E’ anche inammissibile la censura diretta a contestare la procedura semplificata seguita per la variante urbanistica, che è stata proposta per la prima volta in appello; infatti, con il ricorso di primo grado C.M. si era limitato a dedurre per la questione urbanistica il motivo inerente il parere regionale e aveva anche proposto una censura di eccesso di potere per travisamento dei fatti, riferita al procedimento di autorizzazione dell’esercizio commerciale, e non a quello urbanistico.

In ogni caso, la censura proposta in primo grado atteneva all’esistenza nei pressi dello stadio Due Mari di altra zona con destinazione D6, mentre in appello si passa inammissibilmente a contestare per la prima volta il calcolo delle volumetrie effettuato dal Comune.

8. In conclusione, pronunciando sul ricorso in appello, in riforma dell’impugnata sentenza, il ricordo di primo grado deve essere respinto nel merito.

Le parti soccombenti (appellante e comune di Gizzeria) devono essere condannate alla rifusione delle spese di giudizio nella misura indicata in dispositivo in favore del comune di Feroleto Antico e di E.E. s.r.l. e S. s.r.l., mentre ricorrono i presupposti per la compensazione delle spese con la Regione.
P.Q.M.

Il Consiglio di Stato in sede giurisdizionale (Sezione Quinta), pronunciando sul ricorso in appello indicato in epigrafe, in riforma dell’impugnata sentenza, respinge il ricorso proposto in primo grado.

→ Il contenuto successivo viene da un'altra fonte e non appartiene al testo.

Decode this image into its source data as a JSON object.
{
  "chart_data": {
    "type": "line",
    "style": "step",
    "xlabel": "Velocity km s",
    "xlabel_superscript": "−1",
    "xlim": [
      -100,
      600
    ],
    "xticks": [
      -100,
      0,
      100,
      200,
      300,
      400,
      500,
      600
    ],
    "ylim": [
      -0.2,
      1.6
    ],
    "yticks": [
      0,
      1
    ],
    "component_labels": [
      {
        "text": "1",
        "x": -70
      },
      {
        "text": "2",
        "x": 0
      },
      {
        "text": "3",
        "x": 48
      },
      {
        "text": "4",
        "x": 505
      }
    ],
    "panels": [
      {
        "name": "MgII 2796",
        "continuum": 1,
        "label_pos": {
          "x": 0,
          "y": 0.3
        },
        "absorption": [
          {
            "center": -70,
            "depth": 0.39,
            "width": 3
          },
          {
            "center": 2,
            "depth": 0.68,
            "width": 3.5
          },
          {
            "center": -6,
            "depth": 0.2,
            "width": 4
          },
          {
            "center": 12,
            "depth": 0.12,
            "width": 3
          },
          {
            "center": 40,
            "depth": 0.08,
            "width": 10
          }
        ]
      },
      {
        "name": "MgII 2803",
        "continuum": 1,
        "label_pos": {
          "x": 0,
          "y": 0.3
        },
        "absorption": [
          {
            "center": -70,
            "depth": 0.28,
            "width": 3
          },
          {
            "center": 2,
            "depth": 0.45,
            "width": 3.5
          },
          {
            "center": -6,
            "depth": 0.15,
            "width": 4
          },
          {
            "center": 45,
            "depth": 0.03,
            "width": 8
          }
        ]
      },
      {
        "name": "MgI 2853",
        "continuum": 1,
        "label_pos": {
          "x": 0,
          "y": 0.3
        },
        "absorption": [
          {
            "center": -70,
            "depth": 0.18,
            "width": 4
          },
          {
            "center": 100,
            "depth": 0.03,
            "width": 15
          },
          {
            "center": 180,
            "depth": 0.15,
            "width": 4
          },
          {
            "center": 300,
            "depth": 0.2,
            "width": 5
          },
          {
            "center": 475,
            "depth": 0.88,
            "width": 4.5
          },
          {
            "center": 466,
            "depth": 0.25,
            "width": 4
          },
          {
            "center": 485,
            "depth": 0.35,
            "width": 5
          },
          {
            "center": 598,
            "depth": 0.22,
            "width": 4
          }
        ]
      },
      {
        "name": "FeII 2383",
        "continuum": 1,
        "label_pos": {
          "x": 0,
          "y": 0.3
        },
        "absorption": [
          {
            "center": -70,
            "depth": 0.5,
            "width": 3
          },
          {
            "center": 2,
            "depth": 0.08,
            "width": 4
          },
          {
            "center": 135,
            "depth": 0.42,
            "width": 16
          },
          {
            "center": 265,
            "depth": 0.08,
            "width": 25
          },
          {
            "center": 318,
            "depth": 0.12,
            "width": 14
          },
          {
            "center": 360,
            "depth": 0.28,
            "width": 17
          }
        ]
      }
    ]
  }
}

Dichiara inammissibile l’intervento ad adiuvandum proposto dal comune di Gizzeria.

Condanna in solido il C.C.D.M. s.r.l. e il comune di Gizzeria alla rifusione delle spese di giudizio, liquidate nella somma di Euro 7.000,00 in favore di E.E. s.r.l. e di S. s.r.l. e di Euro 3.000,00 in favore del comune di Feroleto Antico, compensando le spese con la regione Calabria.

Ordina che la presente sentenza sia eseguita dall’autorità amministrativa.

Testo non ufficiale. La sola stampa del bollettino ufficiale ha carattere legale.